James Webb Space Telescope segment phasing using differential optical transfer functions

TL;DR

This paper proposes using differential optical transfer functions (dOTF) for wavefront sensing to achieve precise segment phasing of the James Webb Space Telescope, enabling faster, safer, and more versatile alignment procedures.

Contribution

It introduces two methods for pupil modification in JWST for dOTF-based wavefront sensing, including a novel actuator displacement approach applicable to multiple instruments.

Findings

Actuator-based pupil modification enables fast, safe segment phasing.

Method allows calibration of non-common-path aberrations.

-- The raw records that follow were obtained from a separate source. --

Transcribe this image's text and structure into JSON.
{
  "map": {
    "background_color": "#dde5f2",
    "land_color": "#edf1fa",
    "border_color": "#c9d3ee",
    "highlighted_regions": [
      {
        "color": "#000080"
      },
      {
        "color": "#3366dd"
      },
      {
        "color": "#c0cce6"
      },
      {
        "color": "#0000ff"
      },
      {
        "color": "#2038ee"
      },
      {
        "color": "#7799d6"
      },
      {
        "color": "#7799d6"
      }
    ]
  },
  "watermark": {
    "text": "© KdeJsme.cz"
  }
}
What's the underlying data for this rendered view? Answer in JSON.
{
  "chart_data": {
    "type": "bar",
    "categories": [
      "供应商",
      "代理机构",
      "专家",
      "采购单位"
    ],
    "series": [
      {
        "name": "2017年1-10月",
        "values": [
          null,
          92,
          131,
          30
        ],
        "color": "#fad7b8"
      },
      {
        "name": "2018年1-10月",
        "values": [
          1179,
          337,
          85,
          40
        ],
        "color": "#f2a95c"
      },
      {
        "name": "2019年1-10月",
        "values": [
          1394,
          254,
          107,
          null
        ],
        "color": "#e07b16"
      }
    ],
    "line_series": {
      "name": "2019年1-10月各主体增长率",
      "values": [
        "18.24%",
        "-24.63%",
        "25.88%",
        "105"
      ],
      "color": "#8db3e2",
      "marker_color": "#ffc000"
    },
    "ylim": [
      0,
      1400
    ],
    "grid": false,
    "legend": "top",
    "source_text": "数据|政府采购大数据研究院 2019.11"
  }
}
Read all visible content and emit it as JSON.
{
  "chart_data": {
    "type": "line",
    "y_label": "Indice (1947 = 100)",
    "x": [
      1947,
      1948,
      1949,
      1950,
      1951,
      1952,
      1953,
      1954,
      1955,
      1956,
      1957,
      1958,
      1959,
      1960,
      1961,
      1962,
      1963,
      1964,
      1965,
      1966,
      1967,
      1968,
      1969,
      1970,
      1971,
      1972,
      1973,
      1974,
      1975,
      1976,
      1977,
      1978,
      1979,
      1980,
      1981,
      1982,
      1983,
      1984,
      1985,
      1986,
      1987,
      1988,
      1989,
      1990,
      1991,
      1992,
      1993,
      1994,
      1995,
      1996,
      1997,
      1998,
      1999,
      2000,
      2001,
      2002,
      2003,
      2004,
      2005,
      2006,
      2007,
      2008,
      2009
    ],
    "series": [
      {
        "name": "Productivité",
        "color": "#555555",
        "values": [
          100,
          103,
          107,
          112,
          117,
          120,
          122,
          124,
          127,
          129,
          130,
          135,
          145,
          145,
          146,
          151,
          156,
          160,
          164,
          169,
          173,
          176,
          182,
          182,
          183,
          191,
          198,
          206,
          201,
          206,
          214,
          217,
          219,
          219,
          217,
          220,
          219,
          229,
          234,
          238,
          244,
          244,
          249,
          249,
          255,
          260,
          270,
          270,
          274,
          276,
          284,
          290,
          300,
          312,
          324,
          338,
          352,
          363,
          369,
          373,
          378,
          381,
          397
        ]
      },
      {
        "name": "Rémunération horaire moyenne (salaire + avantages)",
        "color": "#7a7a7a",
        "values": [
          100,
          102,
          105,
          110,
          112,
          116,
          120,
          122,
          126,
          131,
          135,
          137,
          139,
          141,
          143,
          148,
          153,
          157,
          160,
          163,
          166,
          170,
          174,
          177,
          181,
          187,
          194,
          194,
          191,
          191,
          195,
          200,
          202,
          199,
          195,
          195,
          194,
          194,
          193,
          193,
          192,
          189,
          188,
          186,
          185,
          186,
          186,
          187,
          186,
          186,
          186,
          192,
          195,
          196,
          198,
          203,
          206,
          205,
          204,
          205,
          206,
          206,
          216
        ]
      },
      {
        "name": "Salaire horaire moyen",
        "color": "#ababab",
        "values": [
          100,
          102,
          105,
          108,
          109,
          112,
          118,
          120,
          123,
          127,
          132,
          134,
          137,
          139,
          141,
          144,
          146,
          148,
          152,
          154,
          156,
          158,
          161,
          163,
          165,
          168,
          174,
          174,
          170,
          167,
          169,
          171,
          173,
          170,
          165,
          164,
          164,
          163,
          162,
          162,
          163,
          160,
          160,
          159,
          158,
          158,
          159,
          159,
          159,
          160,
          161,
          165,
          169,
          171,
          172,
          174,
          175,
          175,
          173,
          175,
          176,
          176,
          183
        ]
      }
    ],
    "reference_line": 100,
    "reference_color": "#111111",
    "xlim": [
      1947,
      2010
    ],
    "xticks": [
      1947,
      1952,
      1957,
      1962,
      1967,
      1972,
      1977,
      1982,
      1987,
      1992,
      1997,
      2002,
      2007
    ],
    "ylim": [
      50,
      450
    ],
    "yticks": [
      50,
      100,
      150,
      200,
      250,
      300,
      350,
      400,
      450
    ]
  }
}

Multiple line-of-sight aberration measurements possible.

Abstract

Differential Optical Transfer Function (dOTF) is an image-based, non-iterative wavefront sensing method that uses two star images with a single small change in the pupil. We describe two possible methods for introducing the required pupil modification to the JWST, one using a small (<lambda/4) displacement of a single segment's actuator and another that uses small misalignments of NIRCam's filter wheel. While both methods should work with NIRCam, the actuator method will allow both MIRI and NIRISS to be used for segment phasing, which is new functionality. Since the actuator method requires only small displacements, it should provide a fast and safe phasing alternative that reduces mission risk and can be performed frequently for alignment monitoring and maintenance. Since a single actuator modification can be seen by all three cameras, it should be possible to calibrate the non-common-path aberrations between them. Large segment discontinuities can be measured using dOTFs in two filter bands. Using two images of a star field, aberrations along multiple lines of sight through the telescope can be measured simultaneously. Also, since dOTF gives the pupil field amplitude as well as phase, it could provide a first approximation or constraint to the planned iterative phase retrieval algorithms.